Even as the government reiterates commitment to make the country a global MRO hub, insiders recommend a mix of benefits and penalties to make this a reality.

Union Civil Aviation Minister Jyotiraditya Scindia

Union Civil Aviation Minister Jyotiraditya Scindia has urged Indian airlines to persuade their original equipment manufacturer (OEM) vendors to develop maintenance, repair and overhaul (MRO) facilities in the country.

“When they secure orders for fleet expansion, they must also put the impetus and thrust on OEM suppliers to be able to bring their MRO capacities into India,” said Scindia.

Emphasising the ready availability of the engineering base required for the purpose, he added, “The policy construct is in place, the market is there and the demand for aircraft is increasing. Both the industry and OEMs need to work with us to make that possible because it’s something that’s going to help them in the longer term.”

Scindia made these observations at the three-day annual gathering of industry chamber Confederation of Indian Industry (CII) in association with the Department for Promotion of Industry and Internal Trade (DIPP).

According to official estimates, the market size of the country’s civil aviation industry is currently pegged at Rs 90,000 crore. Of this, MRO segment accounts for about 15 per cent share, or Rs 13,500 crore. However, as things stand today, 85 per cent of MRO-related work gets offshored to countries like Sri Lanka, Malaysia, Singapore and the UAE, with only 15 per cent being done in India.

This means that entities based in the country are left handling a paltry Rs 2,000 crore of the business, with the rest of the money flowing overseas.

Making India a global MRO hub:

Under the National Civil Aviation Policy (NCAP), announced in 2016, the Prime Minister Narendra Modi-led NDA government is keen to develop the country as Asia’s MRO hub to attract business from foreign airlines under its ‘Make in India’ initiative.

Since long, the MRO segment had demanded equal opportunities for growth, aligning of taxation at par with competing hubs in the country’s neighbourhood, lowering of import duty on spare parts and a favourable GST regime.

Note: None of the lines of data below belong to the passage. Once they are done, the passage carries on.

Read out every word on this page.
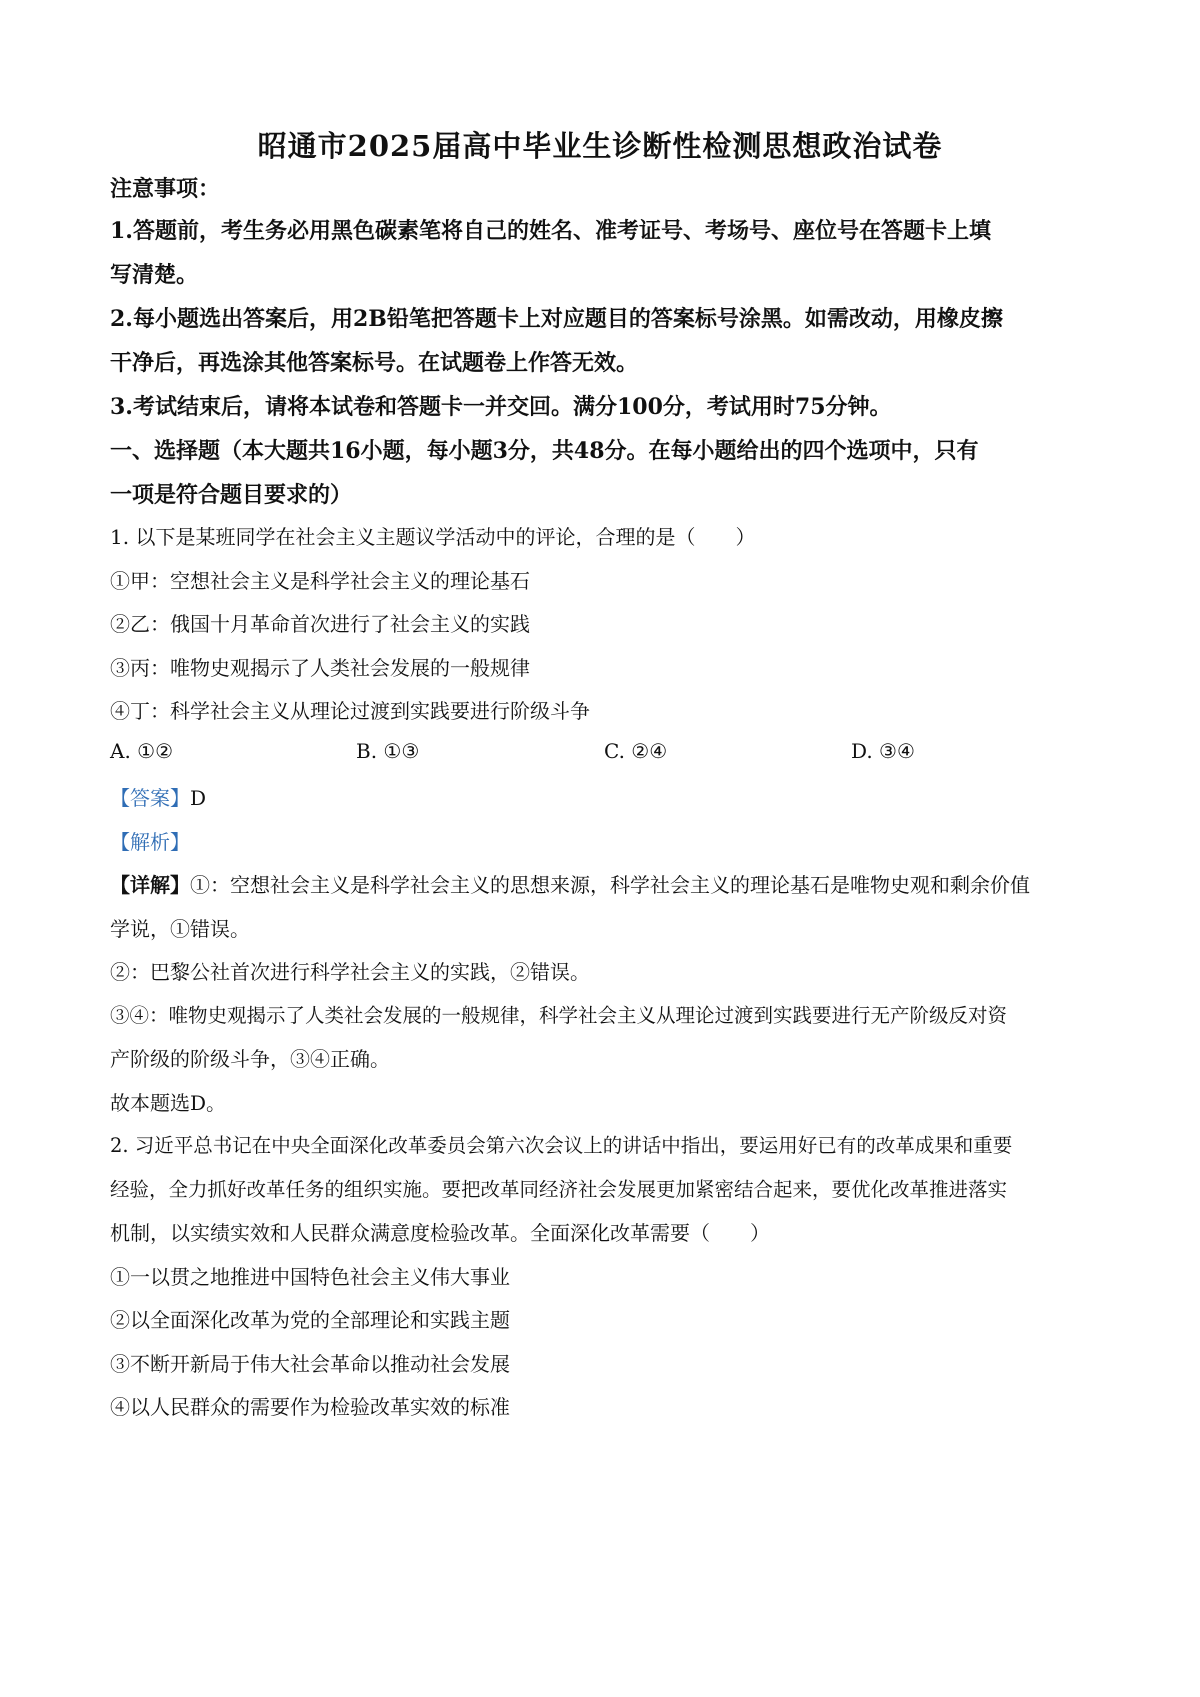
昭通市2025届高中毕业生诊断性检测思想政治试卷
注意事项：
1.答题前，考生务必用黑色碳素笔将自己的姓名、准考证号、考场号、座位号在答题卡上填
写清楚。
2.每小题选出答案后，用2B铅笔把答题卡上对应题目的答案标号涂黑。如需改动，用橡皮擦
干净后，再选涂其他答案标号。在试题卷上作答无效。
3.考试结束后，请将本试卷和答题卡一并交回。满分100分，考试用时75分钟。
一、选择题（本大题共16小题，每小题3分，共48分。在每小题给出的四个选项中，只有
一项是符合题目要求的）
1. 以下是某班同学在社会主义主题议学活动中的评论，合理的是（　　）
①甲：空想社会主义是科学社会主义的理论基石
②乙：俄国十月革命首次进行了社会主义的实践
③丙：唯物史观揭示了人类社会发展的一般规律
④丁：科学社会主义从理论过渡到实践要进行阶级斗争
A. ①②	B. ①③	C. ②④	D. ③④
【答案】D
【解析】
【详解】①：空想社会主义是科学社会主义的思想来源，科学社会主义的理论基石是唯物史观和剩余价值
学说，①错误。
②：巴黎公社首次进行科学社会主义的实践，②错误。
③④：唯物史观揭示了人类社会发展的一般规律，科学社会主义从理论过渡到实践要进行无产阶级反对资
产阶级的阶级斗争，③④正确。
故本题选D。
2. 习近平总书记在中央全面深化改革委员会第六次会议上的讲话中指出，要运用好已有的改革成果和重要
经验，全力抓好改革任务的组织实施。要把改革同经济社会发展更加紧密结合起来，要优化改革推进落实
机制，以实绩实效和人民群众满意度检验改革。全面深化改革需要（　　）
①一以贯之地推进中国特色社会主义伟大事业
②以全面深化改革为党的全部理论和实践主题
③不断开新局于伟大社会革命以推动社会发展
④以人民群众的需要作为检验改革实效的标准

In response, GST on MRO services was reduced to 5 per cent from 18 per cent in March last year. In September this year, Scindia had announced a 100-day plan for the civil aviation sector, comprising policy interventions, development of airports and heliports and the MRO segment.

A draft policy incorporating recommendations made by the apex body for the segment, MRO Association of India (MAOI), is also on the anvil.

“Stakeholders from the MRO advisory group have given their inputs to the minister, which will be incorporated in the new policy. The association is confident that the new draft policy will be made public for stakeholder inputs by January 2022,” Pulak Sen, founder secretary general MOAI, told BusinessToday.In.

Key recommendations include abolishing the existing framework of royalties and rentals to facilitate foreign investments in the segment by making it cost-competitive.

“Once the policy is formulated and released, it will attract foreign players to India to set up shop. But it will take at least three years for this vibrant MRO and support ecosystem to show results,” cautioned Sen.


Adopt carrot and stick approach:

However, some within the industry feel that the intent might come undone unless the government extends appropriate fiscal incentives for end-users, i.e., airline companies.

“It’s heartening to hear about the interest being taken by the government in the area. However, a strong financial incentive programme needs to be developed as part of the civil aviation policy framework to make it beneficial for airlines to push OEMs to set up MRO facilities here,” said Rohit Tomar, partner at Caladrius Aero Consulting.

This would involve a mix of benefits and penalties. “The process should start right from the time of the Directorate General of Civil Aviation (DGCA) giving the type certification to the OEMs. It’s during this phase that the aviation regulator and the government have the maximum leverage to gather and access the important design and technical documentation from OEMs,” Tomar added.

“They can then create an incentive like Malaysia’s Industrial Collaboration Programme (ICP) that profits the airlines to make the clauses in their request for proposal (RFPs) linked to domestic capability development. Finally, the force of Competition Commission of India (CCI) can be used to prevent monopolistic and duopolistic OEMs under prohibitory practices against Indian MROs,” Tomar said.

It would, therefore, take some dedicated effort to get this ambitious endeavour off the ground.